Nowadays, the largest branch in the US Army is the Signal Corps, only a fraction of whose jobs are in direct support of combat units. Combat branch soldiers are almost by definition 'elite', and are specialty-trained for their assignments. So a CO in a combat branch is as peculiar as a person who has graduated medical school, interned, and is ready to start a private practice who suddenly decides to not be a doctor.

And not ironically, because of the intense specialty of combat soldiers, the combat branches would *prefer* to *not* have a CO in their ranks. Why force someone who doesn't want to, when there are plenty who do?
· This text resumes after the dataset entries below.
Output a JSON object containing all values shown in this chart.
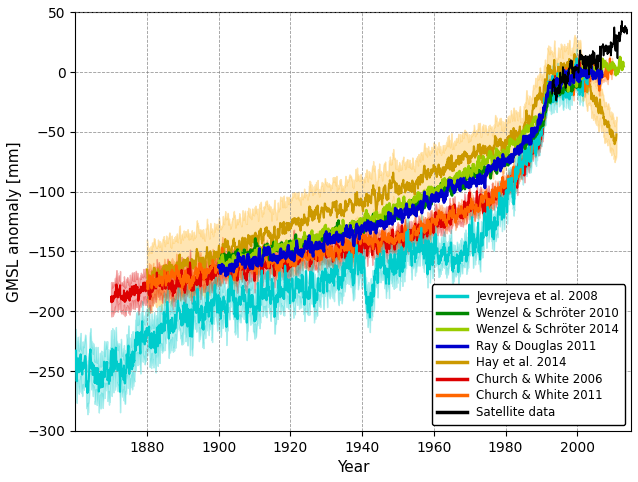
{
  "title": "",
  "xlabel": "Year",
  "ylabel": "GMSL anomaly [mm]",
  "xlim": [
    1860,
    2015
  ],
  "ylim": [
    -300,
    50
  ],
  "yticks": [
    -300,
    -250,
    -200,
    -150,
    -100,
    -50,
    0,
    50
  ],
  "xticks": [
    1880,
    1900,
    1920,
    1940,
    1960,
    1980,
    2000
  ],
  "background_color": "#ffffff",
  "series": {
    "jevrejeva": {
      "label": "Jevrejeva et al. 2008",
      "color": "#00CCCC",
      "unc_alpha": 0.3,
      "start_year": 1860,
      "end_year": 2002
    },
    "wenzel2010": {
      "label": "Wenzel & Schröter 2010",
      "color": "#008800",
      "start_year": 1900,
      "end_year": 2000
    },
    "wenzel2014": {
      "label": "Wenzel & Schröter 2014",
      "color": "#99CC00",
      "start_year": 1900,
      "end_year": 2012
    },
    "ray_douglas": {
      "label": "Ray & Douglas 2011",
      "color": "#0000CC",
      "start_year": 1900,
      "end_year": 2006
    },
    "hay2014": {
      "label": "Hay et al. 2014",
      "color": "#CC9900",
      "unc_color": "#FFCC66",
      "unc_alpha": 0.5,
      "start_year": 1880,
      "end_year": 2010
    },
    "church_white_2006": {
      "label": "Church & White 2006",
      "color": "#DD0000",
      "unc_alpha": 0.3,
      "start_year": 1870,
      "end_year": 2001
    },
    "church_white_2011": {
      "label": "Church & White 2011",
      "color": "#FF6600",
      "unc_alpha": 0.3,
      "start_year": 1880,
      "end_year": 2009
    },
    "satellite": {
      "label": "Satellite data",
      "color": "#000000",
      "start_year": 1993,
      "end_year": 2013
    }
  }
}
So what do you do with someone who just doesn't like the idea of being "exposed" to war or personal risk, or has a strong political or social opposition to a *particular* war?

Often, a person becomes a legitimate CO because they have bumped into someone who is intensely religious, who has given them that same fervor. The military usually respects someone who has become fanatically pacifistic.

But when you find somebody in the ranks who either expresses overt cowardice or spouts political dialectic and obstinacy, I am not terribly surprised when their demands are met with a lack of sympathy. Nobody likes a coward or an asshole. And even most of them can passably *fake* being a legitimate CO.

So most of the ones who get nicked are not just cowards and assholes, but stupid ones as well.